Japan's Mitsubishi renews Iran oil imports deal: sources

June 22, 2012 - 15:51
TOKYO (Reuters) - Japanese trading house Mitsubishi Corp has renewed its annual oil purchase deal with Iran but cut the loading volume to comply with U.S. sanctions against the Islamic Republic, trade sources said on Friday.
Mitsubishi's new contractual volume from April onwards remained unclear. The company had bought 15,000 barrels of crude per day (bpd), or more, last year.
As Western nations tighten curbs in their bid to curtail Tehran's nuclear program, Iran's crude exports in April and May have fallen by 1 million bpd since the end of 2011 to 1.5 million bpd, the International Energy Agency said last week.

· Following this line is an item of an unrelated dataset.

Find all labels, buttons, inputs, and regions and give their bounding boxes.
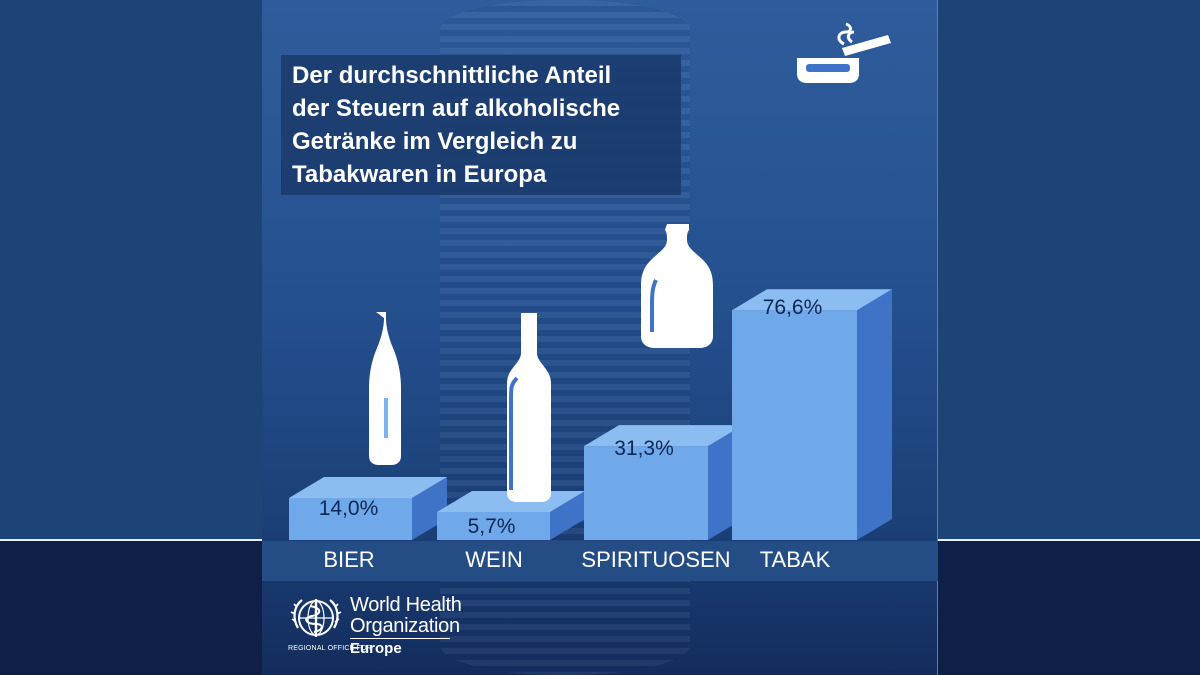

Mitsubishi Corp did not confirm the renewal, with a company spokesman declining to give any details.
Mitsubishi loaded some barrels of Iran oil in the period from April to June, the sources said. Japan's top two buyers of Iranian oil, Showa Shell Sekiyu or/and JX Nippon Oil & Energy should have bought the barrels, they added.
Besides Mitsubishi, another trading house, Toyota Tsusho has been also lifting Iranian crude since April for the top two buyers, the sources added.
Japan nominated loadings of 120,000 bpd for both June and July, sources said, unchanged from May but down significantly from a year earlier, to comply with global sanctions against the Islamic Republic.
Iranian oil accounted for nearly 9 percent of Japan's crude imports last year. Japan has reduced the flow already to comply with U.S. sanctions requiring buyers to make sizeable cuts, but wants to avoid more drastic reductions that could drive up energy import costs and hurt the world's third-largest economy.